Tom Insam

iPhone use while in the middle of nowhere

I should write up ‘things learned from taking only an iPhone to the middle of nowhere where there’s no internet access‘. One of those things was, I really want a ‘that worked’ for updating my twitter status using Twitterrific. And anything else that does a write over the network.

Avoid notifying users of success.

If a read operation fails, meh. But if I just wrote a twitter update, and it doesn’t go through, I want to know. Twitter might fail, the app might fail, the connection might fail. I want success notification, rather than 1 minute of waiting for a failure message that might not arrive. THIS IS NOT A NORMAL SITUATION. But nevertheless. Maybe the rule should be ‘avoid notifying users of success where success is expected‘.

Another useful app - Byline is great when there’s wobbly bandwidth - usable even when the only connection is a spotty non-edge GSM link. Admittedly, you have to just put the phone down somewhere with a connection for 10 minutes while it slurps. But things stay slurped. It’ll pull the associated images of RSS items too, so I can look at my Flickr feeds easily.

It’s got disadvantages - you have to switch to Google Reader to read your feeds for a start. In the absence of a local Mac GUI client to rival NetNewsWire, this is painful (Fluid helps). And Byline doesn’t do ‘folders’ (tags? what does google reader call them? I’m new to this), so you just get a big flat list of unread items, which could be annoying if you subscribe to lots of feeds. I’ve recently gone through a grand purge of all my feeds and mailing lists, so my traffic levels are pretty controllable.

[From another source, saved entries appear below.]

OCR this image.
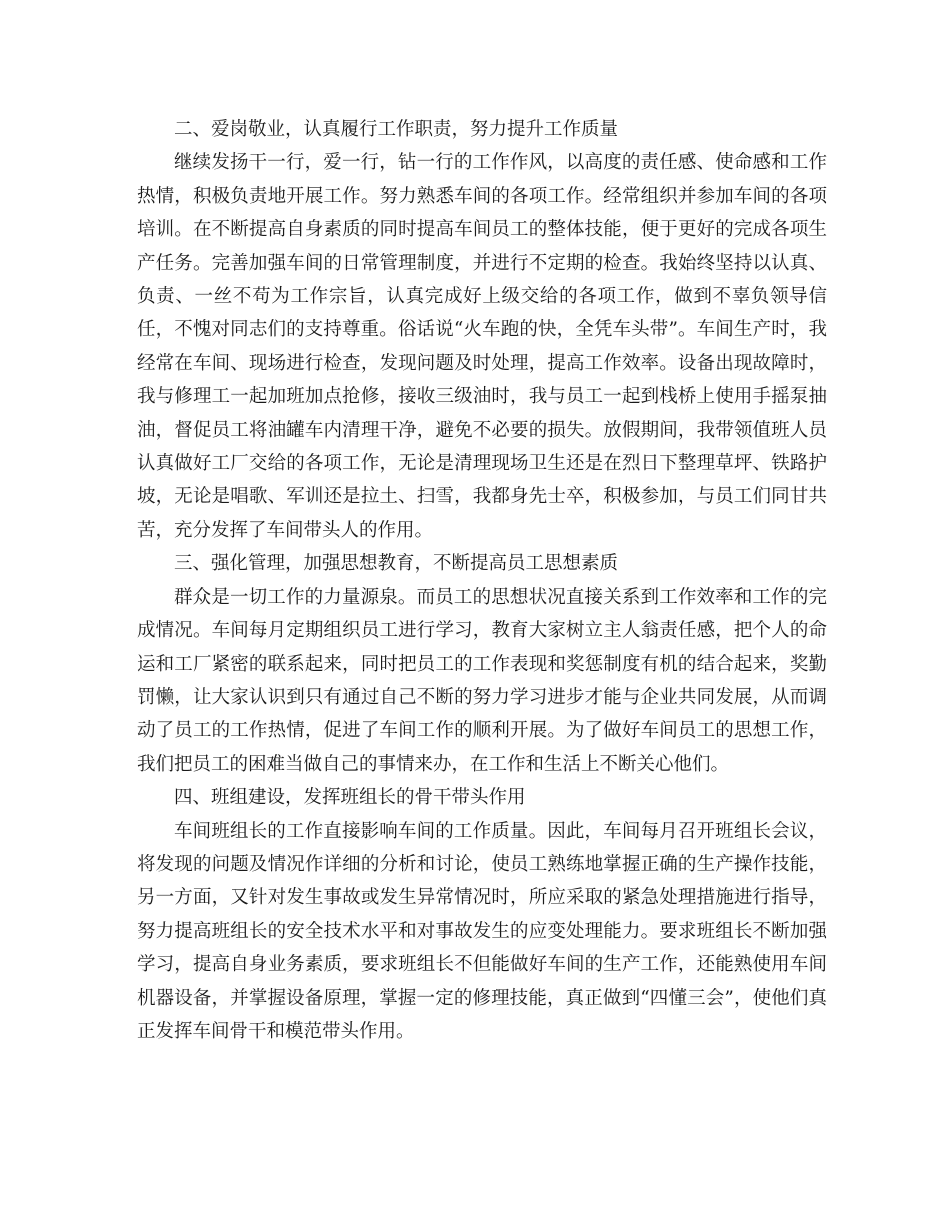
二、爱岗敬业，认真履行工作职责，努力提升工作质量

继续发扬干一行，爱一行，钻一行的工作作风，以高度的责任感、使命感和工作热情，积极负责地开展工作。努力熟悉车间的各项工作。经常组织并参加车间的各项培训。在不断提高自身素质的同时提高车间员工的整体技能，便于更好的完成各项生产任务。完善加强车间的日常管理制度，并进行不定期的检查。我始终坚持以认真、负责、一丝不苟为工作宗旨，认真完成好上级交给的各项工作，做到不辜负领导信任，不愧对同志们的支持尊重。俗话说“火车跑的快，全凭车头带”。车间生产时，我经常在车间、现场进行检查，发现问题及时处理，提高工作效率。设备出现故障时，我与修理工一起加班加点抢修，接收三级油时，我与员工一起到栈桥上使用手摇泵抽油，督促员工将油罐车内清理干净，避免不必要的损失。放假期间，我带领值班人员认真做好工厂交给的各项工作，无论是清理现场卫生还是在烈日下整理草坪、铁路护坡，无论是唱歌、军训还是拉土、扫雪，我都身先士卒，积极参加，与员工们同甘共苦，充分发挥了车间带头人的作用。

三、强化管理，加强思想教育，不断提高员工思想素质

群众是一切工作的力量源泉。而员工的思想状况直接关系到工作效率和工作的完成情况。车间每月定期组织员工进行学习，教育大家树立主人翁责任感，把个人的命运和工厂紧密的联系起来，同时把员工的工作表现和奖惩制度有机的结合起来，奖勤罚懒，让大家认识到只有通过自己不断的努力学习进步才能与企业共同发展，从而调动了员工的工作热情，促进了车间工作的顺利开展。为了做好车间员工的思想工作，我们把员工的困难当做自己的事情来办，在工作和生活上不断关心他们。

四、班组建设，发挥班组长的骨干带头作用

车间班组长的工作直接影响车间的工作质量。因此，车间每月召开班组长会议，将发现的问题及情况作详细的分析和讨论，使员工熟练地掌握正确的生产操作技能，另一方面，又针对发生事故或发生异常情况时，所应采取的紧急处理措施进行指导，努力提高班组长的安全技术水平和对事故发生的应变处理能力。要求班组长不断加强学习，提高自身业务素质，要求班组长不但能做好车间的生产工作，还能熟使用车间机器设备，并掌握设备原理，掌握一定的修理技能，真正做到“四懂三会”，使他们真正发挥车间骨干和模范带头作用。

Except that my Economist subscription feeds did their weekly ‘the magazine shipped’ thing, and dumped 90 unread items in the list. And these are unread items that are interesting and might need reading. Unlike with the iPhone NNW client, I can’t selectively drop subscriptions from being visible on the phone - it’s all or nothing here, and Byline loads only 25 (I think) entries at a time for off-line reading. The Economist provides only a partial feed, so I had to sit where there was bandwidth and go through them in batches, ‘starring’ the ones that looked interesting then hitting ‘fetch more’ and waiting. Once I’d done this, and it didn’t take too long, the experience was great - I had the full content of the Economist articles synched locally for convenient reading (and the Economist has a nice one-narrow-column layout that lends itself well to iPhone reading).